Corona-Krise

RKI-Präsident Wieler appelliert an die Bürger

Am Donnerstag veröffentlichte das RKI mit 21.866 täglichen Neuinfektionen einen abermals hohen Wert. Auch die Zahl der Toten lag mit 215 in den vergangenen 24 Stunden recht hoch.
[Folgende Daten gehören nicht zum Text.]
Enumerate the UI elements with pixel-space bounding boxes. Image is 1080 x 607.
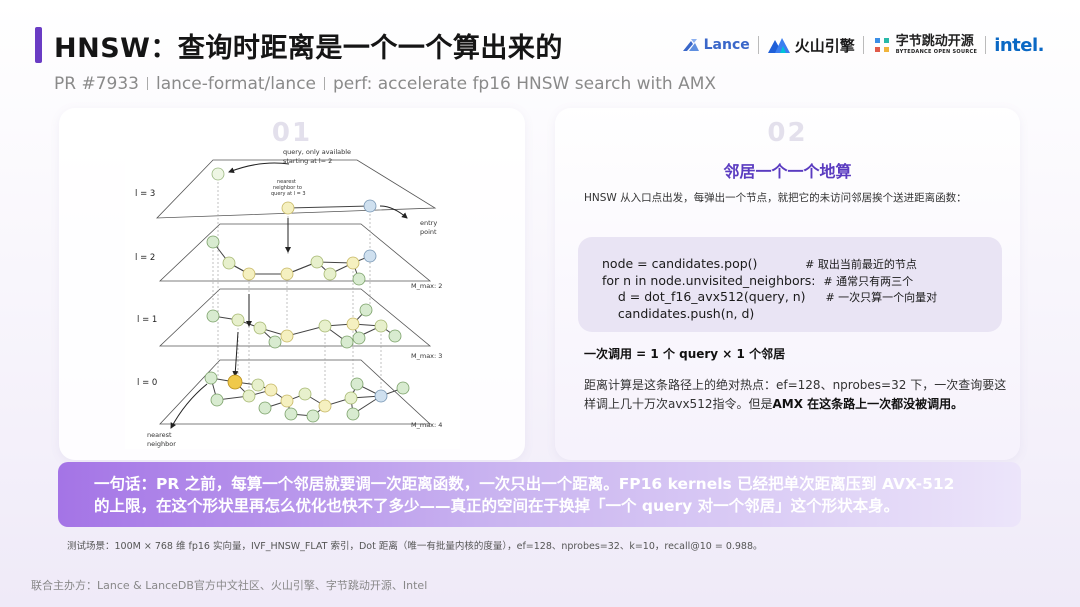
nearest-note-line1: nearest	[277, 179, 296, 185]
layer-label-0: l = 0	[137, 378, 157, 388]
nearest-note-line2: neighbor to	[273, 185, 302, 191]
m-max-label-2: M_max: 2	[411, 282, 442, 290]
subtitle-separator	[324, 77, 326, 90]
m-max-label-4: M_max: 4	[411, 421, 442, 429]
title-accent-bar	[35, 27, 42, 63]
layer-label-2: l = 2	[135, 253, 155, 263]
hnsw-layers-svg: l = 3 l = 2 l = 1 l = 0 M_max: 2 M_max: …	[135, 148, 442, 448]
call-summary: 一次调用 = 1 个 query × 1 个邻居	[584, 347, 786, 361]
code-comment: # 通常只有两三个	[823, 274, 914, 288]
repo-name: lance-format/lance	[155, 74, 317, 94]
right-card-heading: 邻居一个一个地算	[723, 162, 852, 181]
volcano-text: 火山引擎	[794, 36, 855, 55]
logo-divider	[862, 36, 864, 54]
lance-logo: Lance	[681, 37, 750, 53]
volcano-icon	[767, 38, 790, 53]
layer-label-3: l = 3	[135, 189, 155, 199]
query-note-line1: query, only available	[283, 148, 351, 156]
hnsw-diagram: l = 3 l = 2 l = 1 l = 0 M_max: 2 M_max: …	[125, 146, 460, 449]
subtitle-separator	[146, 77, 148, 90]
layer-plane-1	[158, 288, 432, 347]
bottom-nearest-line1: nearest	[147, 431, 172, 439]
entry-label-line2: point	[420, 228, 437, 236]
summary-banner: 一句话：PR 之前，每算一个邻居就要调一次距离函数，一次只出一个距离。FP16 …	[58, 462, 1021, 527]
volcano-engine-logo: 火山引擎	[767, 35, 855, 56]
m-max-label-3: M_max: 3	[411, 352, 442, 360]
hotspot-paragraph: 距离计算是这条路径上的绝对热点：ef=128、nprobes=32 下，一次查询…	[584, 376, 1014, 414]
layer-plane-2	[158, 223, 432, 282]
layer-2-nodes	[206, 235, 377, 286]
lance-text: Lance	[703, 37, 750, 53]
logo-divider	[985, 36, 987, 54]
code-comment: # 一次只算一个向量对	[825, 291, 938, 304]
code-line: node = candidates.pop() # 取出当前最近的节点	[602, 256, 917, 271]
paragraph-text: 距离计算是这条路径上的绝对热点：ef=128、nprobes=32 下，一次查询…	[584, 378, 1007, 411]
logo-divider	[757, 36, 759, 54]
banner-line-2: 的上限，在这个形状里再怎么优化也快不了多少——真正的空间在于换掉「一个 quer…	[94, 497, 900, 515]
bytedance-en-text: BYTEDANCE OPEN SOURCE	[895, 49, 978, 55]
node-query-l3	[211, 167, 225, 181]
page-title: HNSW：查询时距离是一个一个算出来的	[54, 33, 563, 64]
footer-organizers: 联合主办方：Lance & LanceDB官方中文社区、火山引擎、字节跳动开源、…	[31, 579, 428, 592]
node-l3-entry	[363, 199, 377, 213]
node-l3-nearest	[281, 201, 295, 215]
bytedance-open-source-logo: 字节跳动开源 BYTEDANCE OPEN SOURCE	[872, 35, 977, 55]
bytedance-text: 字节跳动开源	[895, 34, 974, 49]
layer-0-nodes	[204, 371, 410, 423]
code-comment: # 取出当前最近的节点	[805, 258, 917, 271]
query-note-line2: starting at l= 2	[283, 157, 332, 165]
bytedance-icon	[874, 38, 889, 52]
layer-1-nodes	[206, 303, 402, 349]
bottom-nearest-line2: neighbor	[147, 440, 176, 448]
code-line: for n in node.unvisited_neighbors: # 通常只…	[602, 272, 914, 288]
page-subtitle: PR #7933 lance-format/lance perf: accelera…	[54, 74, 716, 94]
card-number-left: 01	[271, 118, 313, 148]
commit-title: perf: accelerate fp16 HNSW search with A…	[333, 74, 717, 94]
descent-arrows	[170, 162, 408, 429]
banner-line-1: 一句话：PR 之前，每算一个邻居就要调一次距离函数，一次只出一个距离。FP16 …	[94, 475, 955, 493]
nearest-note-line3: query at l = 3	[271, 191, 306, 197]
sponsor-logos: Lance 火山引擎 字节跳动开源 BYTEDANCE OPEN SOURCE …	[681, 34, 1044, 56]
test-scenario-note: 测试场景：100M × 768 维 fp16 实向量，IVF_HNSW_FLAT…	[67, 541, 763, 552]
pr-number: PR #7933	[54, 74, 139, 94]
right-card-intro: HNSW 从入口点出发，每弹出一个节点，就把它的未访问邻居挨个送进距离函数：	[584, 192, 967, 204]
entry-label-line1: entry	[420, 219, 437, 227]
code-snippet: node = candidates.pop() # 取出当前最近的节点 for …	[578, 237, 1002, 332]
code-line: d = dot_f16_avx512(query, n) # 一次只算一个向量对	[602, 289, 938, 304]
layer-3-edges	[287, 205, 371, 209]
code-line: candidates.push(n, d)	[602, 305, 755, 321]
paragraph-emphasis: AMX 在这条路上一次都没被调用。	[772, 397, 964, 411]
card-number-right: 02	[767, 118, 808, 148]
layer-label-1: l = 1	[137, 315, 157, 325]
intel-logo: intel.	[994, 34, 1044, 56]
lance-icon	[682, 39, 699, 51]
Darstellung des 7-Tage-Inzidenz

Darstellung des 7-Tage-Inzidenz der COVID-19-Fälle in Deutschland nach Altersgruppe und Meldewoche (n=675.878 Fälle mit entsprechenden Angaben in den Meldewochen KW10-45; Stand 10.11.2020, 0:00 Uhr). | RKI

Nach wie vor bezeichnet RKI-Präsident Prof. Dr. Lothar H. Wieler deshalb die Corona-Lage als sehr erst. Das Infektionsgeschehen nehme weiter zu und auch die Todesfälle werden weiter steigen, so Wieler beim Pressebriefing. Es sei damit zu rechnen, dass einige Kliniken an ihre Grenzen stoßen. Zwar nähmen die Fallzahlen weniger stark zu, doch ob das eine stabile Entwicklung sei, werde man erst noch sehen. Dennoch betonte er erneut: „Wir können diesen Anstieg abbremsen.“ An den drei wichtigsten Regeln müsse aber weiter festgehalten werden: AHA + L, Kontakte reduzieren, bei Symptomen zu Hause bleiben. Damit ließen sich viele Infektionen vermeiden. „Wir müssen noch ein paar Monate die Po-Backen zusammenkneifen“, brachte es Wieler auf den Punkt.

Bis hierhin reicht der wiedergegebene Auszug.